There is no place in the world more gloriously satisfying than a good bookstore. There are also few places with a more depressed staff. A bookstore is a haven for bright people who are frightened of corporate life and bureaucratic academia but lack enough ambition to do anything else. Because of this, most bookstores can get away with paying a fraction over minimum wage and yet their employees have higher IQs and fancier degrees than any multi-million dollar board of executives.
A typical bookstore should run its help wanted ad as follows:
In need of slightly neurotic, socially awkward, unique and intelligent individual who has little family or friends to miss during holidays and weekends. Must be pacifistic yet passionate and preferably divorced and/or an ex-drug addict/alcoholic. A love of knowledge and the smell of ink on paper are absolutely required. Conservatives need not apply; the token Republican position is currently filled.
A bookstore should not have sections in which its employees find no interest. Not every geek is obsessed with Russian Literature or Occult Fiction, but if a store carries such sections they should have at least one employee who thinks B.B. King is a big lame-o compared to the wonder that is Ivan Bunin—even though any sane person should know that B.B. King is the coolest cat of all time. This is one of many areas in which stores like Barnes and Noble have pitifully failed. Most of the kids they have working behind the counter haven’t read a book in months and have little interest in anything they sell. To them, and to their company, books are just products; a way to make money.

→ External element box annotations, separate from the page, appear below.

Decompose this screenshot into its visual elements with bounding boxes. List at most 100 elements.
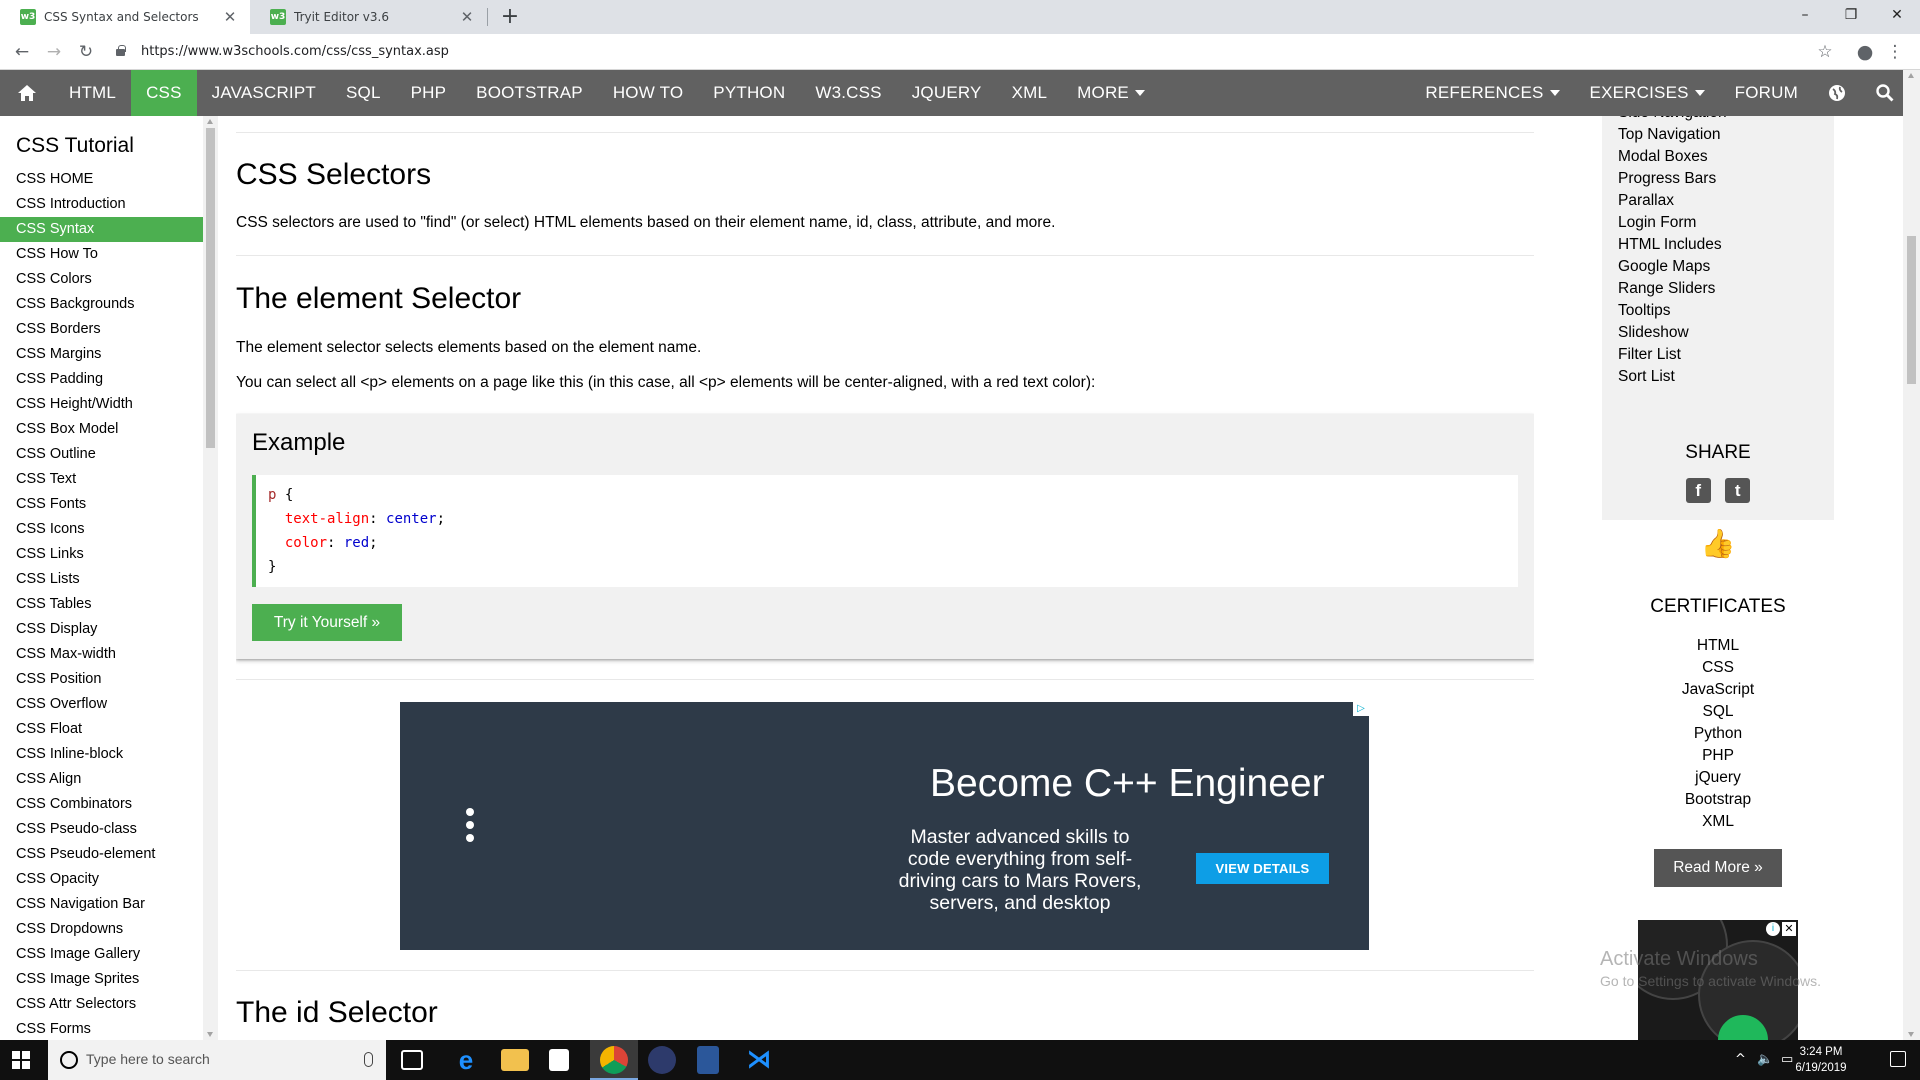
sidebar-item[interactable]: CSS How To [0, 242, 203, 267]
ad-choices-icon[interactable]: ▷ [1353, 702, 1369, 716]
nav-jquery[interactable]: JQUERY [897, 70, 997, 116]
reload-icon[interactable]: ↻ [74, 40, 98, 64]
certificate-link[interactable]: jQuery [1602, 767, 1834, 789]
howto-link[interactable]: Login Form [1618, 212, 1727, 234]
windows-start-icon[interactable] [12, 1051, 30, 1069]
ad-view-details-button[interactable]: VIEW DETAILS [1196, 853, 1329, 884]
scroll-up-arrow-icon[interactable] [207, 119, 213, 124]
howto-link[interactable]: Filter List [1618, 344, 1727, 366]
notifications-icon[interactable] [1890, 1051, 1906, 1067]
sidebar-item[interactable]: CSS Navigation Bar [0, 892, 203, 917]
sidebar-scrollbar[interactable] [203, 116, 218, 1040]
certificate-link[interactable]: CSS [1602, 657, 1834, 679]
nav-html[interactable]: HTML [54, 70, 131, 116]
sidebar-scroll-thumb[interactable] [206, 128, 215, 448]
nav-how-to[interactable]: HOW TO [598, 70, 698, 116]
sidebar-item[interactable]: CSS Image Sprites [0, 967, 203, 992]
lock-icon[interactable] [116, 45, 126, 56]
browser-menu-icon[interactable]: ⋮ [1883, 40, 1907, 64]
certificate-link[interactable]: Bootstrap [1602, 789, 1834, 811]
nav-bootstrap[interactable]: BOOTSTRAP [461, 70, 598, 116]
nav-sql[interactable]: SQL [331, 70, 396, 116]
tab-tryit-editor[interactable]: w3 Tryit Editor v3.6 ✕ [250, 0, 487, 34]
nav-css[interactable]: CSS [131, 70, 197, 116]
howto-link[interactable]: Slideshow [1618, 322, 1727, 344]
tray-chevron-up-icon[interactable]: ^ [1735, 1052, 1746, 1067]
advertisement-banner[interactable]: Become C++ Engineer Master advanced skil… [400, 702, 1369, 950]
volume-icon[interactable]: 🔈 [1757, 1052, 1773, 1067]
sidebar-item[interactable]: CSS Inline-block [0, 742, 203, 767]
page-scroll-thumb[interactable] [1907, 236, 1916, 384]
certificate-link[interactable]: PHP [1602, 745, 1834, 767]
ad-close-icon[interactable]: ✕ [1782, 922, 1796, 936]
nav-more[interactable]: MORE [1062, 70, 1160, 116]
chrome-icon[interactable] [600, 1046, 628, 1074]
sidebar-item[interactable]: CSS Padding [0, 367, 203, 392]
sidebar-item[interactable]: CSS Height/Width [0, 392, 203, 417]
nav-python[interactable]: PYTHON [698, 70, 800, 116]
forward-arrow-icon[interactable]: → [42, 40, 66, 64]
howto-link[interactable]: Range Sliders [1618, 278, 1727, 300]
nav-forum[interactable]: FORUM [1720, 70, 1813, 116]
certificate-link[interactable]: HTML [1602, 635, 1834, 657]
certificate-link[interactable]: XML [1602, 811, 1834, 833]
thumbs-up-icon[interactable]: 👍 [1602, 527, 1834, 560]
nav-references[interactable]: REFERENCES [1410, 70, 1574, 116]
sidebar-item[interactable]: CSS Backgrounds [0, 292, 203, 317]
certificate-link[interactable]: JavaScript [1602, 679, 1834, 701]
close-tab-icon[interactable]: ✕ [455, 8, 479, 26]
twitter-icon[interactable]: t [1725, 478, 1751, 503]
ad-info-icon[interactable]: i [1766, 922, 1780, 936]
sidebar-item[interactable]: CSS Lists [0, 567, 203, 592]
nav-w3css[interactable]: W3.CSS [800, 70, 896, 116]
sidebar-item[interactable]: CSS HOME [0, 167, 203, 192]
sidebar-item[interactable]: CSS Align [0, 767, 203, 792]
sidebar-item[interactable]: CSS Max-width [0, 642, 203, 667]
close-tab-icon[interactable]: ✕ [218, 8, 242, 26]
store-icon[interactable] [549, 1049, 569, 1071]
sidebar-item[interactable]: CSS Attr Selectors [0, 992, 203, 1017]
sidebar-item[interactable]: CSS Text [0, 467, 203, 492]
howto-link[interactable]: Progress Bars [1618, 168, 1727, 190]
sidebar-item[interactable]: CSS Float [0, 717, 203, 742]
sidebar-item[interactable]: CSS Colors [0, 267, 203, 292]
howto-link[interactable]: Top Navigation [1618, 124, 1727, 146]
howto-link[interactable]: Sort List [1618, 366, 1727, 388]
vscode-icon[interactable]: ⋊ [745, 1046, 773, 1074]
new-tab-button[interactable]: + [495, 2, 525, 32]
sidebar-item[interactable]: CSS Fonts [0, 492, 203, 517]
sidebar-item[interactable]: CSS Margins [0, 342, 203, 367]
sidebar-item[interactable]: CSS Links [0, 542, 203, 567]
sidebar-item[interactable]: CSS Overflow [0, 692, 203, 717]
facebook-icon[interactable]: f [1685, 478, 1711, 503]
read-more-button[interactable]: Read More » [1654, 849, 1782, 887]
sidebar-item[interactable]: CSS Borders [0, 317, 203, 342]
globe-icon[interactable] [1813, 70, 1861, 116]
howto-link[interactable]: Parallax [1618, 190, 1727, 212]
sidebar-item[interactable]: CSS Pseudo-element [0, 842, 203, 867]
sidebar-item[interactable]: CSS Combinators [0, 792, 203, 817]
sidebar-item[interactable]: CSS Opacity [0, 867, 203, 892]
nav-exercises[interactable]: EXERCISES [1575, 70, 1720, 116]
eclipse-icon[interactable] [648, 1046, 676, 1074]
tab-css-syntax[interactable]: w3 CSS Syntax and Selectors ✕ [0, 0, 250, 34]
sidebar-item[interactable]: CSS Dropdowns [0, 917, 203, 942]
certificate-link[interactable]: SQL [1602, 701, 1834, 723]
taskbar-search-box[interactable]: Type here to search [48, 1040, 386, 1080]
sidebar-item[interactable]: CSS Box Model [0, 417, 203, 442]
edge-icon[interactable]: e [452, 1046, 480, 1074]
sidebar-item[interactable]: CSS Display [0, 617, 203, 642]
url-input[interactable]: https://www.w3schools.com/css/css_syntax… [141, 43, 1811, 61]
sidebar-item[interactable]: CSS Outline [0, 442, 203, 467]
try-it-yourself-button[interactable]: Try it Yourself » [252, 604, 402, 641]
sidebar-item[interactable]: CSS Image Gallery [0, 942, 203, 967]
close-window-button[interactable]: ✕ [1874, 0, 1920, 30]
sidebar-item[interactable]: CSS Tables [0, 592, 203, 617]
howto-link[interactable]: HTML Includes [1618, 234, 1727, 256]
nav-javascript[interactable]: JAVASCRIPT [197, 70, 331, 116]
scroll-down-arrow-icon[interactable] [207, 1032, 213, 1037]
sidebar-item[interactable]: CSS Icons [0, 517, 203, 542]
ad-menu-dots-icon[interactable] [466, 808, 474, 847]
nav-xml[interactable]: XML [997, 70, 1063, 116]
howto-link[interactable]: Tooltips [1618, 300, 1727, 322]
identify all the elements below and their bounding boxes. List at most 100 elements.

Besides being ignorant and superficial, they have too much power. Even Borders, whom I like, tends to throw itself around and squash the smaller stores who actually care but just can’t compete with their prices and selection. When a business is as large as Barnes and Noble and Borders they are allowed to make too many demands on the publishing houses. They decide what gets printed in large numbers and what gets marketed proficiently because they, not the independent stores, are the primary sellers. If Barnes and Noble thinks Tom Clancy, or some other ghostwritten big shot, should be the biggest seller this season, they say, “Hey, publishing guys! We wanna buy an absurd amount of this book even though it sucks! What’s this? You don’t think you can print that many? It interferes with your other printing schedules? Pssh! We only want a small number of those other, good books anyways, so don’t worry about it.” And the publishing companies sheepishly comply. But don’t feel sorry for the publishing houses, they’re usually jerks, too. Ultimately, the authors and the public are affected the most; unknown writers get little representation and we’re constantly bombarded with crap.
Of course, independent bookstores are far from being perfect as well. Independents that are owned and operated by older personnel usually have a nice feeling to them because let’s be honest, old people rock! But here in the City of Stupidness, most independent bookstores are run by snotty indy-rock chic-geeks who are too esoteric for their own good. They’re so knowledgeable about abstruse facts, or at least they think they are, that they’re “hip,” (or at least they are by subculture standards) and hip people make un-hip people (i.e. independent bookstore clientele: reading enthusiasts and dorks) uncomfortable. The city is unctuously swarming with these self-consciously sophisticated and conceited people and I find it disheartening to find them on my most comforting of turfs. We already gave them all the coffee and tea houses and record stores; must they take this last priceless sanctuary? The owners should avoid hiring these people because even though they may add to the décor they encourage prospective customers to shop at one of the aforementioned giants; a friendly but unapprised clerk is better than a moody genius. Perhaps they only scare away nervous, easily intimidated, or reticent types—that’s only about half their patrons. I honestly don’t know how they stay open at all.
The most perfect example of retail establishments, the heavenly Queen of All Bookstores, is obviously The Elliot Bay Book Company. I almost drool just thinking about it. Elliott Bay has pooled everything convenient about big chains and everything magical about mom and pop stores, and has seamlessly smooshed them together. They’re a big enough company to get what they want but they’re small enough that they’re still human. And the building itself, mmm! The squeaky floor boards, the tangled staircases and lofts, the smell of dust, wood, old paper, and especially ink, and they have absolutely everything; spanking new and recycled. But most importantly, the people are gracious and quirky. They know everything the indy snobs think they know and more but they lack the self esteem to know that they’re better than practically everyone else.
In fact, I think we should disassemble our existing government and replace it with bookstore employees, excluding the hipsters and drones. Sure they have their problems, as mentioned in the example want ad, but because of their experiences as real people they would be much more realistic and empathetic than our current politicians; it would be nice to have representatives who actually represent the people. Also, a regime ran by sane and not retarded folks would really be a huge plus.
Or, we should hand the country over to my 10-year-old sister. She doesn’t know who Ivan Bunin is, but she does know that B.B. King is one rad brother.